再びシェイクスピアの国で
~ 総本山へ乗り込む ~
(7) 2003年 5月30日掲載
男4人で日本と英国比較
看板はパブの顔。パブは町の顔 撮影 中村ハルコ
似合うぬるいビール
女性ばかりの集いをヘン(雌鶏)パーティーと言い、男のパーティーをスタッグ
(牡鹿)と呼ぶ。先日男4人パブで飲ん だ。おつまみはポテトチップスだけで、
後はエールというぬるいビールだ。ラガー(いわゆる日本のビール)のよう喉越
し すっきりという風ではないが、イギリスの穏やな風土にはこれが案外よく似合
う。
男の一人はイギリス人のデイヴ(D)で、コンピューターソフトを創っている48歳。
もう一人もイギリス人で経済アナ リストのティム(T)37歳。三人目はスリランカ人 の脳外科医シダルトン(S)36歳。そして私カズミ(K)。3 人とも日本通で、4人の 共通点は一つ。子供同士が小学校の同級生である。

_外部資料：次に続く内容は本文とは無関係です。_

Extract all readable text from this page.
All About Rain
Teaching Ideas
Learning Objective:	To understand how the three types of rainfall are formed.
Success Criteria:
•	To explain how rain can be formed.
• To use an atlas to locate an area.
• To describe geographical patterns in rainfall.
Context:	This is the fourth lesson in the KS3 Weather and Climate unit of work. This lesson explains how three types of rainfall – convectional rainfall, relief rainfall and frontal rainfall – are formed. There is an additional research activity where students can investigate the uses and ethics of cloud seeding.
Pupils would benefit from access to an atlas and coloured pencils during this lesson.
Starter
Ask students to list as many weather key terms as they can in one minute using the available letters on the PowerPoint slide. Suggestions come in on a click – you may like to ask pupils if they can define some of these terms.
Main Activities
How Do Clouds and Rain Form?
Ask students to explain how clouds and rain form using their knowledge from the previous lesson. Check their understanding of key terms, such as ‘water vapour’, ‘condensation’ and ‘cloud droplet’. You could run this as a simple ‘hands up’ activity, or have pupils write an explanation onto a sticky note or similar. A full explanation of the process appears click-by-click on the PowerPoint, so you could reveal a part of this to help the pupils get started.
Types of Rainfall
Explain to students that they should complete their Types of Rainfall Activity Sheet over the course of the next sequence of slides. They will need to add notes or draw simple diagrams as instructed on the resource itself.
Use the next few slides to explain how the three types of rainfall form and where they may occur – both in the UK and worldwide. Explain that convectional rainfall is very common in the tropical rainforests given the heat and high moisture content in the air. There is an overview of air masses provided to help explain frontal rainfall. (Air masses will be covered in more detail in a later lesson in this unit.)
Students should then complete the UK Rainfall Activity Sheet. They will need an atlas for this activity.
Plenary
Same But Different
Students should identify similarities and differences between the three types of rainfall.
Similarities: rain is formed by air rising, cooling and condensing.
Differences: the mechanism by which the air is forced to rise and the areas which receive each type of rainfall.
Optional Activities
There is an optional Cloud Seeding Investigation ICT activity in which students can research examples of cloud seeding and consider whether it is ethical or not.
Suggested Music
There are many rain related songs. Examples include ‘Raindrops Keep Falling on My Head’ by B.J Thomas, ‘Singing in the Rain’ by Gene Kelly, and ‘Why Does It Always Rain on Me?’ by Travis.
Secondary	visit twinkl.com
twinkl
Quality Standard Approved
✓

それぞれの分野の話が終わって、ほろ酔い加減(イギリス人はなかなか酔わない)になっ てきたころにいつの間にか話題 がイギリス人と日本人になった。
ユーモアで包む悪口
K 「イギリス人って人のことをあまり悪く言わないね」
D 「思っていても言わないね。紳士的じゃないと思ってる」
S 「喉まで出かかってても言わない」
D 「だから、表現がまどろっこしくなって時々わけがわからない」(笑)
S 「でも思ったことを言わないわけじゃなくて」
K 「ユーモアとかアイロニーに変わる」
T 「日本人は自分の感じたこととか、考えたことをあまり言ってくれないよね」
K 「おくゆかしいとも言えるけどね。日本の教育は、自力でものを考えること
に重点を置いてないきらいがあるから」
D 「自分で考えさせる教育は非常識なことや間違ったことを言ってしまっても、
許容するということかもね。
オリジナルな発想を生みやすくはしてる」
T 「日本人は、政治や経済の話題でも、皆新聞の切抜きのようなことしか言わ
ないような気がするね」
D 「それは手厳しいね。イギリス風じゃない」(笑)
K 「日本人は、皆と同じが好きだから」
TDS 「そこが違うんだ」
S 「イギリスには、根底に人間はそれぞれユニークだ、違うっていう考えがあ
るもの」
世界の深窓の令嬢?
D 「僕は、日本の文化ってすごいと思ってるけど、外からはモノばかり見えて
ヒトが見えてこない」
S 「外と交わって変わっていくことに積極的じゃないという気もするんだけど」
T 「日本は混じりっけのない純粋なものを保ちやすい環境にはあった」
K 「自分たちが思うほど純粋じゃない。
でも、<見事に不純な>(これシェイクスピアへの賛辞だけど)イギリスと
比較すればね」
T 「その言葉気に入った」
D 「すると、日本はさしずめ世界の深窓の令嬢ってとこかな?」
K 「それ、アイロニー?」(笑)
ちなみにこの会は夜の7時30分に始まって、解散したのは11時30分なのに、払ったお金は一人2千円ぽっきりで、物価の高いイギリスもパブだけは安くて、嬉しいものである。